Among athletes known to me, only Joe Louis equaled the West Indian wicketkeeper, CL Walcott, in his ability to give an impression of soporific tranquility, instantaneously shattered by a spasm of action so fast as to be almost invisible and so conclusive as to be pretty well lethal to the enemy. Out of slumber, Louis floated to whip home his right hook, and out of slumber, Walcott sprang to stump the errant batsman or to slash the square cut to the fence.
With the deed done, both great athletes relapsed into apparent somnolence once again. Great cats couldn’t have uncoiled into action faster or more swiftly coiled back into repose. Walcott, six feet, two inches tall, was as fine a wicketkeeper as we saw in England during the season of 1950. The leading English batsmen admitted that it was impossible to detect whether Sony Ramadhin was bowling the googly or the leg break, but Walcott seemed to know.
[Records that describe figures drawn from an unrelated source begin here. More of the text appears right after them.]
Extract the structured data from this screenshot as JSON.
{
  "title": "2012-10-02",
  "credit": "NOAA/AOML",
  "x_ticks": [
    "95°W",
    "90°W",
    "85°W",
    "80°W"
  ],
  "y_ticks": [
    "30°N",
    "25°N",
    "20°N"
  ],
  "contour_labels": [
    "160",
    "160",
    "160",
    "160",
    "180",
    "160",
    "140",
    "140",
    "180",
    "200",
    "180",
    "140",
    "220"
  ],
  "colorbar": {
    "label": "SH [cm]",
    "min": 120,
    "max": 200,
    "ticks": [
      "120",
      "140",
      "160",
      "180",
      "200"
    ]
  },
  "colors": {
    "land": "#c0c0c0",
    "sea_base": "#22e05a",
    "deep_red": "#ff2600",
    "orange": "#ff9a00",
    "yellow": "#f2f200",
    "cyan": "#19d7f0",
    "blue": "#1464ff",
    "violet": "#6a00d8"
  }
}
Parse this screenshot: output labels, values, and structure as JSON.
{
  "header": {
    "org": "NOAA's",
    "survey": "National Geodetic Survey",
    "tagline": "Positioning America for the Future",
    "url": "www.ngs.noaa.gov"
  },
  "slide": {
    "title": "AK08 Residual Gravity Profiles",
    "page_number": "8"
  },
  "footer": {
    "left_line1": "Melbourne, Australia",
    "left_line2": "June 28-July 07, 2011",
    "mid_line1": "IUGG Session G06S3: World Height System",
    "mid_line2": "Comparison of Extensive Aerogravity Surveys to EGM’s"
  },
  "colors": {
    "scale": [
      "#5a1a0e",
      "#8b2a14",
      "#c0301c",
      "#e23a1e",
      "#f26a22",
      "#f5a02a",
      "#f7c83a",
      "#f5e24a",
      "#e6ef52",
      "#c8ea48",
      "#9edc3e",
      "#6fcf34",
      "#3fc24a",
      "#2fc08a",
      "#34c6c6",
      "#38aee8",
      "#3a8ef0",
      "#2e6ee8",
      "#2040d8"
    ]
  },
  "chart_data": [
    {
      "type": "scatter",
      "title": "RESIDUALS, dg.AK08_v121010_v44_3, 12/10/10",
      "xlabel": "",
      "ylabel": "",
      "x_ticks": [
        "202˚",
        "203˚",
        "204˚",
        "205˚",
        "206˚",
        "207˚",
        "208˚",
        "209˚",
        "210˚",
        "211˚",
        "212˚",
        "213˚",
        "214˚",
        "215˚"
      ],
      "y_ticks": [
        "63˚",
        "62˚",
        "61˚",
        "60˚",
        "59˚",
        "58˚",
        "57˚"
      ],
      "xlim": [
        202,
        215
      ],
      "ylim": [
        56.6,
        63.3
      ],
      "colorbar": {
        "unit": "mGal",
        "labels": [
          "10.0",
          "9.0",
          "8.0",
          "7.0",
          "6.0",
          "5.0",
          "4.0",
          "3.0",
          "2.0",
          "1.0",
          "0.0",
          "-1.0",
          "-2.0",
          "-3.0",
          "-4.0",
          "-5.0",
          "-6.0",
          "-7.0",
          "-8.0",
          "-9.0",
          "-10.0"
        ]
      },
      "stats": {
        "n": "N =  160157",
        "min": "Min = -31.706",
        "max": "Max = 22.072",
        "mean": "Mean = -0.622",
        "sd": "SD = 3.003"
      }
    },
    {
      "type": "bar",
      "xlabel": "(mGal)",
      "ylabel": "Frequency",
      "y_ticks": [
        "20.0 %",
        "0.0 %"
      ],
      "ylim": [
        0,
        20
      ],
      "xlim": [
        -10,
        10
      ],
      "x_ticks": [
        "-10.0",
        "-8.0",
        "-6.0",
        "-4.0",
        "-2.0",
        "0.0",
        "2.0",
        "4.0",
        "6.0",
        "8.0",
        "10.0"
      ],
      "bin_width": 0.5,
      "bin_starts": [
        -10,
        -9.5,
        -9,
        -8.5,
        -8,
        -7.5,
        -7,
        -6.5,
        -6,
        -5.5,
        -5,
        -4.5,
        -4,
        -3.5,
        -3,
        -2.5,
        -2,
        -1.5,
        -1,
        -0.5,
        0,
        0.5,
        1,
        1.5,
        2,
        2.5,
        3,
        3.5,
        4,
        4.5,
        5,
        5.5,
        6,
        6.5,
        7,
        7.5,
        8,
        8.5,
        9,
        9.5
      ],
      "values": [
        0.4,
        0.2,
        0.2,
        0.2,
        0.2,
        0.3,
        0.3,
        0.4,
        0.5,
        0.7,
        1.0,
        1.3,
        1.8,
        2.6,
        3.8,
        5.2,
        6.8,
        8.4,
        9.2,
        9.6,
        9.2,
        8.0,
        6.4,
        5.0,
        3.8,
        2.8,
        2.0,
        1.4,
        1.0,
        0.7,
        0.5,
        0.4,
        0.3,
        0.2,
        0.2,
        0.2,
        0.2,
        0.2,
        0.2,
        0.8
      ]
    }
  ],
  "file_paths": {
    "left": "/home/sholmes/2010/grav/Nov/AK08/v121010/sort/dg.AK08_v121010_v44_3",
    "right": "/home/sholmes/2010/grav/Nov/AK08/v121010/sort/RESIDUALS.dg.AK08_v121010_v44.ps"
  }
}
CL Walcott kept both to himself and to Alf Valentine beautifully, perhaps never better than in the Second Test when he got rid of the first three English batsmen off these bowlers. Walcott hit seven centuries during the season, and hit is the operative word. He punched the ball on both sides of the wicket harder than Weekes—even harder, if less elegantly, than Worrell.
CL Walcott 168, not out in the Lord’s Test, contained 24 boundaries, mostly from drives. Among his major achievements at home are scores of 314 not out for Barbados against Trinidad in the 1945–46 season and 195–211 not out against British Guiana in a match made memorable by the fact that he also figured as the most successful bowler for his side.